POLÍTICA

'Impeachment não resolveu crise e resultou em governo desastroso', diz José Eduardo Cardozo

Um ano depois da aprovação da admissibilidade do impeachment na Câmara, ex-ministro defensor de Dilma faz balanço de governo Temer.

17/04/2017 00:26 -03 | Atualizado 17/04/2017 02:10 -03
Roberto Stuckert Filho/PR
Ex-presidente Dilma Rousseff e seu defensor no processo de impeachment, o ex-ministro José Eduardo Cardozo.

"Está autorizada a instauração de processo contra a senhora presidente da República, por crime de responsabilidade", afirmou o então presidente da Câmara dos Deputados, Eduardo Cunha (PMDB-RJ), ao anunciar a admissibilidade do impeachment de Dilma Rousseff no dia 17 de abril de 2016.

367 votos sim, 137 não, 7 abstenções e 2 ausências.

O anúncio na noite de um domingo há exatamente um ano foi o instante decisivo para o destino da petista nos próximos meses e do Brasil daí em diante. Com o aval da Câmara, as chances de o Senado, responsável por analisar o mérito do processo, manter Dilma no poder, eram avaliadas como mínimas.

Responsável pela defesa da então presidente, José Eduardo Cardozo, repetia que não havia motivo para o afastamento e que o chamado golpe abalaria a democracia no País.

Na defesa final no Senado, o ex-ministro da Justiça chegou a se emocionar ao falar com jornalistas. "Que a História absolva Dilma Rousseff, se Vossas Excelências quiserem condená-la", afirmou, à época.

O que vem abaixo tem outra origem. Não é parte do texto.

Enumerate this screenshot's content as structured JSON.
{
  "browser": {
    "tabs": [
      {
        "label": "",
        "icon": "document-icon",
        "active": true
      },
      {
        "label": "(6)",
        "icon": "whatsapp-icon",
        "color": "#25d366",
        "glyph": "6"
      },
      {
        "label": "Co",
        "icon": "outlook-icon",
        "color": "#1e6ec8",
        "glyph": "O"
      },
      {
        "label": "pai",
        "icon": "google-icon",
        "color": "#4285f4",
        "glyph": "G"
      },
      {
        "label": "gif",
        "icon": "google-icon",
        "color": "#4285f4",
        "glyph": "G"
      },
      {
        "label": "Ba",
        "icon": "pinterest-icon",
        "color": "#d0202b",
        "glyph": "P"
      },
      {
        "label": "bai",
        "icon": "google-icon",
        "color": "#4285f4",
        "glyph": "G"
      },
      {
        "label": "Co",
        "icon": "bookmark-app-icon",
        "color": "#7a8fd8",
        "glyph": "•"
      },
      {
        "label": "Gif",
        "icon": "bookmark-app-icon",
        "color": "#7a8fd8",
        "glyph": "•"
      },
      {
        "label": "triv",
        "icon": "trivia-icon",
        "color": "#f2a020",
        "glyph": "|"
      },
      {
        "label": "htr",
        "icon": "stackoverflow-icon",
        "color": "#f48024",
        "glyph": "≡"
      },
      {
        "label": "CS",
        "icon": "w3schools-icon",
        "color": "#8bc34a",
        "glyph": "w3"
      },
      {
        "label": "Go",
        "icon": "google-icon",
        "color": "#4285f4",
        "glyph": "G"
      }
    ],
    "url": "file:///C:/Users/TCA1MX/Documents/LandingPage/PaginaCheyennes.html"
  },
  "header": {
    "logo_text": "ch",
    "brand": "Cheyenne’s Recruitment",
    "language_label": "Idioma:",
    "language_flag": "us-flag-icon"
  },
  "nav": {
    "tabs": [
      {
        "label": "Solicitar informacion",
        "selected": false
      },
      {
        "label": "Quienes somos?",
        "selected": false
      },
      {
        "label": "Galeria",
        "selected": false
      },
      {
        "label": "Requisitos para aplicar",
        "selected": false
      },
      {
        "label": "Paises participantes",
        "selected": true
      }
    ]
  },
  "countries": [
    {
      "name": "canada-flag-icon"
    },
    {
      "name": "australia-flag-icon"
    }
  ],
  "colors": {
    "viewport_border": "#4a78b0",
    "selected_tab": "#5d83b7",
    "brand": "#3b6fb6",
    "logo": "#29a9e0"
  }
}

Um ano depois, o jurista avalia que o governo do presidente Michel Temer não conseguiu uma repactuação do Brasil por falta de legitimidade, fator necessário para resolver a crise política e econômica.

"O processo de impeachment não só não resolveu a crise, como criou um precedente institucional grave e desarticulou qualquer possibilidade de pactuação num momento importante para que o Brasil pudesse sair da crise política que agravava a crise econômica", afirmou, em entrevista ao HuffPost Brasil.

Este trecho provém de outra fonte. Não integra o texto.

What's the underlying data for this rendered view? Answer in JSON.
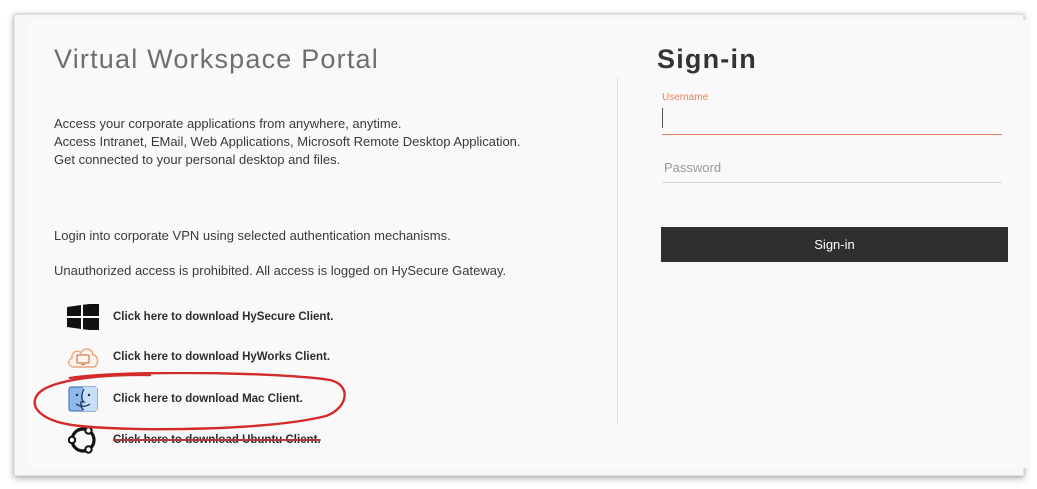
{
  "portal": {
    "title": "Virtual Workspace Portal",
    "description_lines": [
      "Access your corporate applications from anywhere, anytime.",
      "Access Intranet, EMail, Web Applications, Microsoft Remote Desktop Application.",
      "Get connected to your personal desktop and files."
    ],
    "vpn_note": "Login into corporate VPN using selected authentication mechanisms.",
    "warning": "Unauthorized access is prohibited. All access is logged on HySecure Gateway.",
    "downloads": [
      {
        "label": "Click here to download HySecure Client.",
        "icon": "windows-icon"
      },
      {
        "label": "Click here to download HyWorks Client.",
        "icon": "hyworks-cloud-icon"
      },
      {
        "label": "Click here to download Mac Client.",
        "icon": "mac-finder-icon"
      },
      {
        "label": "Click here to download Ubuntu Client.",
        "icon": "ubuntu-icon"
      }
    ]
  },
  "signin": {
    "title": "Sign-in",
    "username_label": "Username",
    "username_value": "",
    "password_placeholder": "Password",
    "button_label": "Sign-in"
  },
  "colors": {
    "accent": "#e8825c",
    "button_bg": "#2f2f2f",
    "annotation": "#d42a2a"
  }
}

Na avaliação de Cardozo, caso o TSE (Tribunal Superior Eleitoral) condene a chapa Dilma-Temer por abuso de poder político e econômico, o ideal seria convocar eleições diretas. "Nenhum governo hoje eleito pelo Congresso Nacional, com o conjunto de acusações que tem, terá legitimidade", afirmou.

O jurista ressaltou que, quando o "caixa 2 é inexpressivo, um erro contábil, que não desequilibrou as eleições, não é abuso de poder econômico".

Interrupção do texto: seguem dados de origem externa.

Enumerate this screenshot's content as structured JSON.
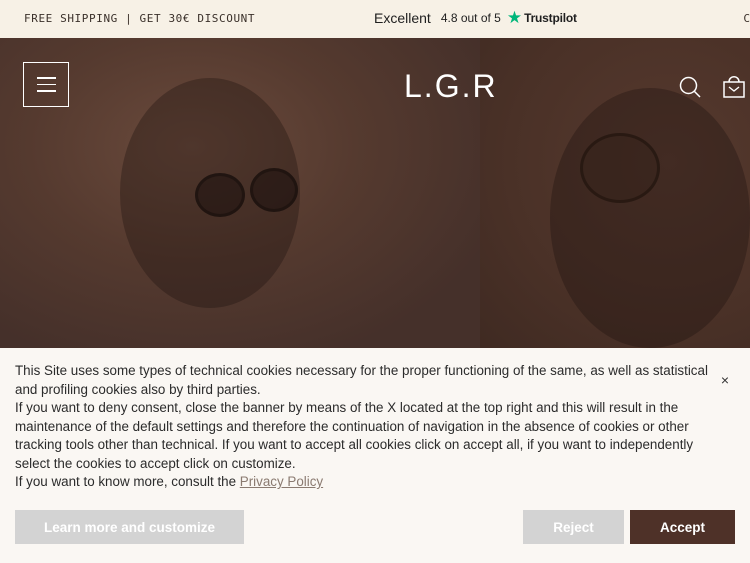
{
  "topbar": {
    "promo": "FREE SHIPPING | GET 30€ DISCOUNT",
    "rating_label": "Excellent",
    "rating_score": "4.8 out of 5",
    "rating_brand": "Trustpilot",
    "overflow_text": "C"
  },
  "header": {
    "logo": "L.G.R",
    "menu_icon": "hamburger-icon",
    "search_icon": "search-icon",
    "bag_icon": "shopping-bag-icon"
  },
  "cookie_banner": {
    "paragraph_1": "This Site uses some types of technical cookies necessary for the proper functioning of the same, as well as statistical and profiling cookies also by third parties.",
    "paragraph_2": "If you want to deny consent, close the banner by means of the X located at the top right and this will result in the maintenance of the default settings and therefore the continuation of navigation in the absence of cookies or other tracking tools other than technical. If you want to accept all cookies click on accept all, if you want to independently select the cookies to accept click on customize.",
    "paragraph_3_prefix": "If you want to know more, consult the ",
    "privacy_link": "Privacy Policy",
    "close_label": "×",
    "learn_more_label": "Learn more and customize",
    "reject_label": "Reject",
    "accept_label": "Accept"
  },
  "colors": {
    "accent": "#4e3128",
    "topbar_bg": "#f7f1e6",
    "trustpilot_star": "#00b67a",
    "button_grey": "#d3d3d3"
  }
}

Na avaliação do ex-ministro, "o governo Michel vai conseguir a façanha de unificar todo setor de centro-esquerda" e o ex-presidente Luiz Inácio Lula da Silva será o grande nome nas urnas em 2018, apesar das denúncias de corrupção.

"Ele é um líder de forte enraizamento popular e grande candidato para as eleições de 2018", afirmou. Cardozo classificou Ciro Gomes, pré-candidato do PDT ao Planalto, como "grande líder", mas afirmou que "vai haver o momento em que tem que haver um entendimento entre o Ciro e o Lula para que possamos ter uma unificação de forças".

Questionado se o Brasil terá uma nova presidente mulher após o impeachment da primeira mulher no cargo, Cardozo é categórico.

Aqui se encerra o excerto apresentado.